- Born: 9 February 1819 Hartshill, Warwickshire
- Died: 17 March 1899 (aged 80) Queniborough Hall, Leicestershire
- Buried: Ratcliffe College, Ratcliffe-on-the-Wreake, Leicestershire
- Allegiance: United Kingdom
- Branch: British Army
- Service years: 1842–1868
- Rank: Deputy Surgeon General
- Unit: 1st The Royal Dragoons; 78th Regiment; 57th Regiment of Foot; 15th Regiment of Light Dragoons;
- Conflicts: Anglo-Persian War; Indian Mutiny; awards Victoria Cross; Order of the Bath;
- Other work: Honorary Surgeon to the Queen

= Joseph Jee =

English Victoria Cross recipient (1819–1899)

Joseph Jee (9 February 1819 - 17 March 1899) was an English recipient of the Victoria Cross, the highest and most prestigious award for gallantry in the face of the enemy that can be awarded to British and Commonwealth forces.

==Details==
Jee was 38 years old, and a surgeon in the 78th Regiment (later The Seaforth Highlanders Ross-shire Buffs, Duke of Albany's), British Army during the Indian Mutiny when the following deed took place on 25 September 1857, at the relief of Lucknow, for which he was awarded the VC:

78th Regiment

Surgeon Joseph Jee, C.B., Date of Act of Bravery, 25th September, 1857

For most conspicuous gallantry and important Services, on the entry of the late Major-General Havelock's relieving force into Lucknow, on the 25th September, 1857, in having during action (when the 78th Highlanders, then in possession of the Char Bagh, captured two 9-pounders at the point of the bayonet), by great exertion and devoted exposure, attended to the large number of men wounded in the charge, whom he succeeded in getting removed on cots and the backs of their comrades, until he had collected the Dooly bearers who had fled.
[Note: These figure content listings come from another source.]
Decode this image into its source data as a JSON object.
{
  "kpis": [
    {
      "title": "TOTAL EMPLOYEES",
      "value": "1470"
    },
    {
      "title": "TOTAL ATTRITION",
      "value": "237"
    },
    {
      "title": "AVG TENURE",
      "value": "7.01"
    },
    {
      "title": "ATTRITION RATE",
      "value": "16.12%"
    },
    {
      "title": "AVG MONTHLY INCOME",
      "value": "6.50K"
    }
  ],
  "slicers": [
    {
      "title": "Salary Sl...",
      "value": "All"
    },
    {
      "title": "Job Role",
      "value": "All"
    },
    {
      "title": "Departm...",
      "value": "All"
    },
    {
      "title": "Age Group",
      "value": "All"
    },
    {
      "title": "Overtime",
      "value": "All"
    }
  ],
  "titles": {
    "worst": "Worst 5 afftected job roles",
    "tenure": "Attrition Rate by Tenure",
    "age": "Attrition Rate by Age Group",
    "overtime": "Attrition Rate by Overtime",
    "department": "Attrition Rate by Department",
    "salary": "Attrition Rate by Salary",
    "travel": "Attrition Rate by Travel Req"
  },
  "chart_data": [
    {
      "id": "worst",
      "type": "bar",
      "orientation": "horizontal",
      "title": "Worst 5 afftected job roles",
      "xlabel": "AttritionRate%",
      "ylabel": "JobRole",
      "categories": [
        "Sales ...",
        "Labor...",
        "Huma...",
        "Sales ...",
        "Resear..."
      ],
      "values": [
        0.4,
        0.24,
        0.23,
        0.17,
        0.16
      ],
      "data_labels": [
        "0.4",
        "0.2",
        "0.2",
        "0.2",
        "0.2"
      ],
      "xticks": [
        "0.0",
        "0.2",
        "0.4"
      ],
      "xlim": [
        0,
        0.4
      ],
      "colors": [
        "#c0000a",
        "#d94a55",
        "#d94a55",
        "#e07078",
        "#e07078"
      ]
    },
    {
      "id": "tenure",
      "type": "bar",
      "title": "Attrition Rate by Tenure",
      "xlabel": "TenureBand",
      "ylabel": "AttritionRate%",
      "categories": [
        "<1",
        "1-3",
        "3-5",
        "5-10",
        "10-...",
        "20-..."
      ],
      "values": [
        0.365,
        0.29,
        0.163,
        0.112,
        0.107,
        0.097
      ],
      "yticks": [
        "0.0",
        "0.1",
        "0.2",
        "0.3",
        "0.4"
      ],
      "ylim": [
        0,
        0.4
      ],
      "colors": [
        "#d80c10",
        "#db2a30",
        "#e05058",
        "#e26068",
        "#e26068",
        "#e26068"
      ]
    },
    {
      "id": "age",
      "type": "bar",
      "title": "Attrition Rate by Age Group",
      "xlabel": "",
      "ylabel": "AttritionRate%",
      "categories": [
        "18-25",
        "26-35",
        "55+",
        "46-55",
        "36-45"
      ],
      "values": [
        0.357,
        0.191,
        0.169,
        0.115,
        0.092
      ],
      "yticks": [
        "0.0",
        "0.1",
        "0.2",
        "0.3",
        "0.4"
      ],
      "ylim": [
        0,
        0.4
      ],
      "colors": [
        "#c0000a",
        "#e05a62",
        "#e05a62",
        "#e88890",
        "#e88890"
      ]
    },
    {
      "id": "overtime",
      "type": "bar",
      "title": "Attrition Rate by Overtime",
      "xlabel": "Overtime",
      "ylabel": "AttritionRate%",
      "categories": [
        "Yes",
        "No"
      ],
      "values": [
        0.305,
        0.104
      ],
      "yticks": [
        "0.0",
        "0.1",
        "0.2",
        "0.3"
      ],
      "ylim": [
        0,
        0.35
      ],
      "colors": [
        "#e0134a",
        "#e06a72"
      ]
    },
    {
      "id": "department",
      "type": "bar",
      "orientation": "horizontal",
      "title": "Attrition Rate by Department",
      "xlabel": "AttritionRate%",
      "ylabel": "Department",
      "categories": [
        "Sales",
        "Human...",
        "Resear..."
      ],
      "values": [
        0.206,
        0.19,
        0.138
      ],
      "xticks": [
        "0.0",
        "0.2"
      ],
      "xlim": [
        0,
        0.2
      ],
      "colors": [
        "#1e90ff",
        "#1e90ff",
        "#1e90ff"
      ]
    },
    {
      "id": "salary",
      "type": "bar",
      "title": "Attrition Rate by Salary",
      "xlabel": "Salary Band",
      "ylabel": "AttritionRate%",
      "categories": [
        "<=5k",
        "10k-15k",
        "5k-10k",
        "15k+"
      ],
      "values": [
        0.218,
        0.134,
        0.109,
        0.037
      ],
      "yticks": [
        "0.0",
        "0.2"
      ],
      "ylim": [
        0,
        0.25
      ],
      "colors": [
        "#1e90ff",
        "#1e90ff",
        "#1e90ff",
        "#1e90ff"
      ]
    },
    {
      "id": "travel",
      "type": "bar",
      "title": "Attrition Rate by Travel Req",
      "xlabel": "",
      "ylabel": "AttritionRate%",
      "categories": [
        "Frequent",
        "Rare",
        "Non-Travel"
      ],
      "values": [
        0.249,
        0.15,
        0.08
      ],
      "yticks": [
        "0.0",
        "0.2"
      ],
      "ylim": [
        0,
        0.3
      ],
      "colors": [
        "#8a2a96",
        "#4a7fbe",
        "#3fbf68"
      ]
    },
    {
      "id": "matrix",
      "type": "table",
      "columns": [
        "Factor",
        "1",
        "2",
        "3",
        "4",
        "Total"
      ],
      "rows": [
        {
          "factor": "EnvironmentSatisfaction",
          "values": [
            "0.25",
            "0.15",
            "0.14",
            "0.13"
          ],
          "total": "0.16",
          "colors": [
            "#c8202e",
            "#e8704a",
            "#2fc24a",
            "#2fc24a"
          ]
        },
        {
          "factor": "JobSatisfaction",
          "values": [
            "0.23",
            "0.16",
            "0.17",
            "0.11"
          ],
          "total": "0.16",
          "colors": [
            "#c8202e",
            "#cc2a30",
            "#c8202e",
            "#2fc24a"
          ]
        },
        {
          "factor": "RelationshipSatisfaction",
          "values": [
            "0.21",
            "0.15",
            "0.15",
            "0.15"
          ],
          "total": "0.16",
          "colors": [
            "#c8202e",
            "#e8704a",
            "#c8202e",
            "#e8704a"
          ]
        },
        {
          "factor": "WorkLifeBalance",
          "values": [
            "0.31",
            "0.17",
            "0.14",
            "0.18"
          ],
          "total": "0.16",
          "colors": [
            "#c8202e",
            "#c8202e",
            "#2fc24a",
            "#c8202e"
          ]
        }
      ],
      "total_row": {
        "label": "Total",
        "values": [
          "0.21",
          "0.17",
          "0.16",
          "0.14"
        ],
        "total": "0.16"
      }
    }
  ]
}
Subsequently, on the same day, in endeavouring to reach the Residency with the wounded men, Surgeon Jee became besieged by an overwhelming force in the Mote-Mehal, where he remained during the whole night and following morning, voluntarily and repeatedly exposing himself to a heavy fire in proceeding to dress the wounded men who fell while serving a 24-pounder in a most exposed situation. He eventually succeeded in taking many of the wounded, through a cross fire of ordnance and musketry, safely into the Residency, by the river-bank, although repeatedly warned not to make the perilous attempt.

==Further information==
He later achieved the rank of deputy surgeon general.

==The medal==
His Victoria Cross is displayed at the Army Medical Services Museum, Mytchett, Surrey.